Winners & Losers

This week’s biggest Winners & Losers

Who’s up and who’s down this month?

Who’s up and who’s down this month?

It’s been a week marked by divisions in Pennsylvania! You might be thinking to yourself: “Well, what else is new?” But we’re not talking about the usual political and ideological rifts in the Keystone State, but rather the new congressional and state legislative lines that are the topic of all the political tea. It will be an impossible task, as not everyone will emerge from the process pleased with the end product, resulting in clear winners and clear losers. 

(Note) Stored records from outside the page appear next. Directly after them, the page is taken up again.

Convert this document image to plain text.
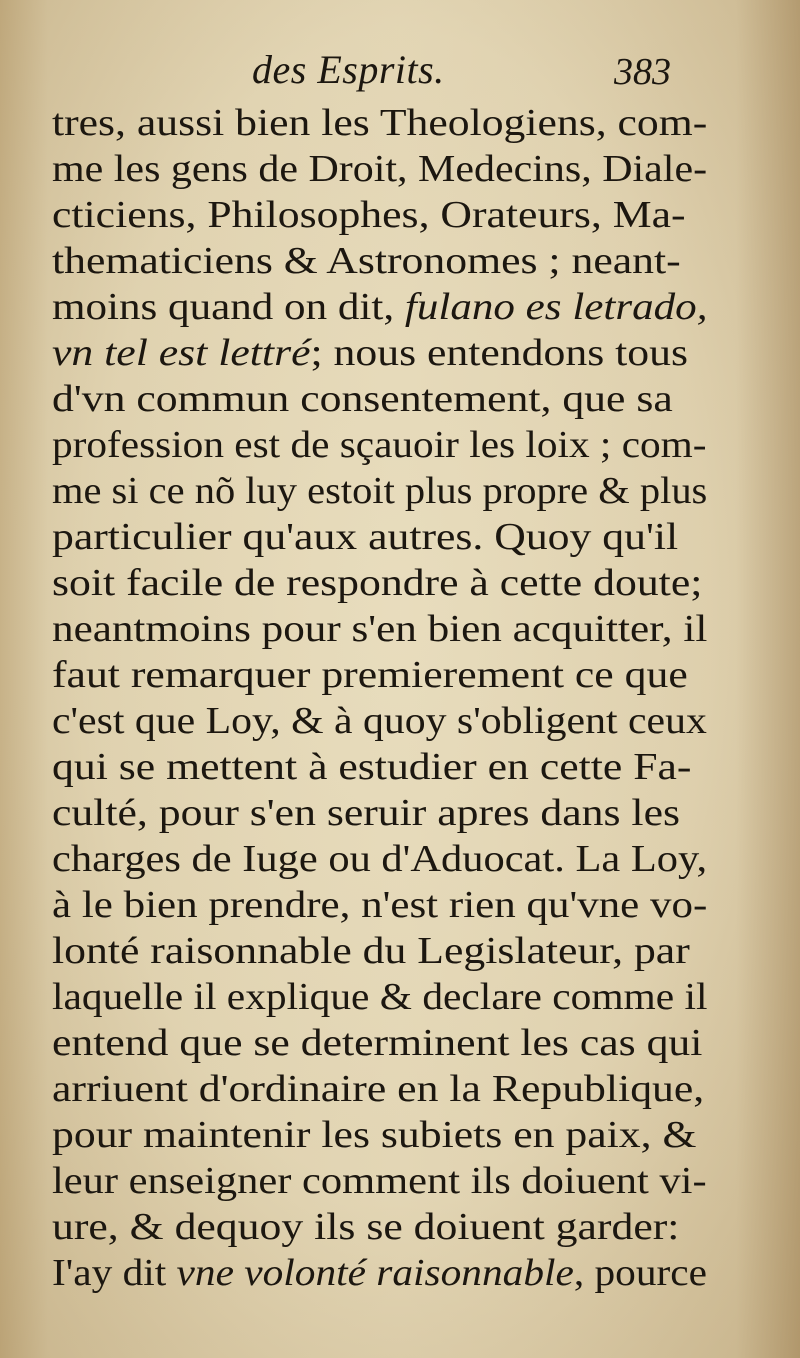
des Esprits.	383
tres, aussi bien les Theologiens, com-
me les gens de Droit, Medecins, Diale-
cticiens, Philosophes, Orateurs, Ma-
thematiciens & Astronomes ; neant-
moins quand on dit, fulano es letrado,
vn tel est lettré; nous entendons tous
d'vn commun consentement, que sa
profession est de sçauoir les loix ; com-
me si ce nõ luy estoit plus propre & plus
particulier qu'aux autres. Quoy qu'il
soit facile de respondre à cette doute;
neantmoins pour s'en bien acquitter, il
faut remarquer premierement ce que
c'est que Loy, & à quoy s'obligent ceux
qui se mettent à estudier en cette Fa-
culté, pour s'en seruir apres dans les
charges de Iuge ou d'Aduocat. La Loy,
à le bien prendre, n'est rien qu'vne vo-
lonté raisonnable du Legislateur, par
laquelle il explique & declare comme il
entend que se determinent les cas qui
arriuent d'ordinaire en la Republique,
pour maintenir les subiets en paix, &
leur enseigner comment ils doiuent vi-
ure, & dequoy ils se doiuent garder:
I'ay dit vne volonté raisonnable, pource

With all the maps still in the preliminary phase, it’s too soon to know which lawmakers will face a tough road ahead in newly-drawn districts, so for now, scroll down for this week’s winners and losers!


Seth Bluestein -

Seth Bluestein will end the year on a high note after being appointed to the Philadelphia City Commissioners by Mayor Jim Kenney this week. Bluestein will replace his boss and outgoing Commissioner Al Schmidt, who is leaving his post to lead the Committee of Seventy. Bluestein, along with the city’s two other commissioners, will be charged with overseeing the city’s elections at a tumultuous time, when election officials are facing heightened scrutiny, and even death threats, in the aftermath of a 2020 general election marked by unfounded claims about the election’s integrity. Good luck, Seth.

Austin Davis -

In an unprecedented move, Attorney General Josh Shapiro is expected to tap state Rep. Austin Davis as his running mate in the 2022 gubernatorial election cycle, despite the fact that Pennsylvania voters must elect lieutenant governor candidates in separate elections. The planned endorsement will likely be a big boost to Davis, given that Shapiro is widely expected to be the Democratic nominee for governor come November 2022. Whether it will be enough to push Davis across the finish line in the primary, however, remains unclear.

Marty Causer -

One issue everyone can agree on is the need for broadband internet. The House came through this week on that front, approving a measure that will establish the Pennsylvania Broadband Development Authority to oversee the distribution of infrastructure funds for broadband deployment. The prime sponsor of the bill, state Rep. Marty Causer, called it a “major step forward,” particularly for the northern tier. You could say that’s a Cause for celebration.


Scott Perry -

Scott Perry made national headlines this week for caustic comments made about one of his House colleagues. Perry levied accusations against U.S. Rep. Ilhan Omar, a Muslim lawmaker, accusing her of being “affiliated” with terrorist organizations, prompting Perry to be barred from speaking for the rest of the day. Maybe he’ll take the hint and speak a little bit less often.

Jim Kenney -

Philadelphia officials continue to be on the hook for gun violence throughout the city and Mayor Jim Kenney is no exception. City Controller Rebecca Rhynhart and City Council member Jamie Gauthier bashed Kenney this week, saying he failed to tackle the crisis urgently. As the city has surpassed its record number of homicides, it’s clear whatever the city’s doing right now is not working.

Frank Pagani -

A Beaver County man was forced to resign from the New Galilee council after being charged with animal abuse this week. Former council member Frank Pagani Jr. is being accused of attacking stray cats with his car by the county’s Humane Society. The charges came after video footage was released that seems to show Pagani accelerating and swerving onto the wrong side of the road in an attempt to hit stray cats in the road. I guess he was never told to let sleeping cats lie.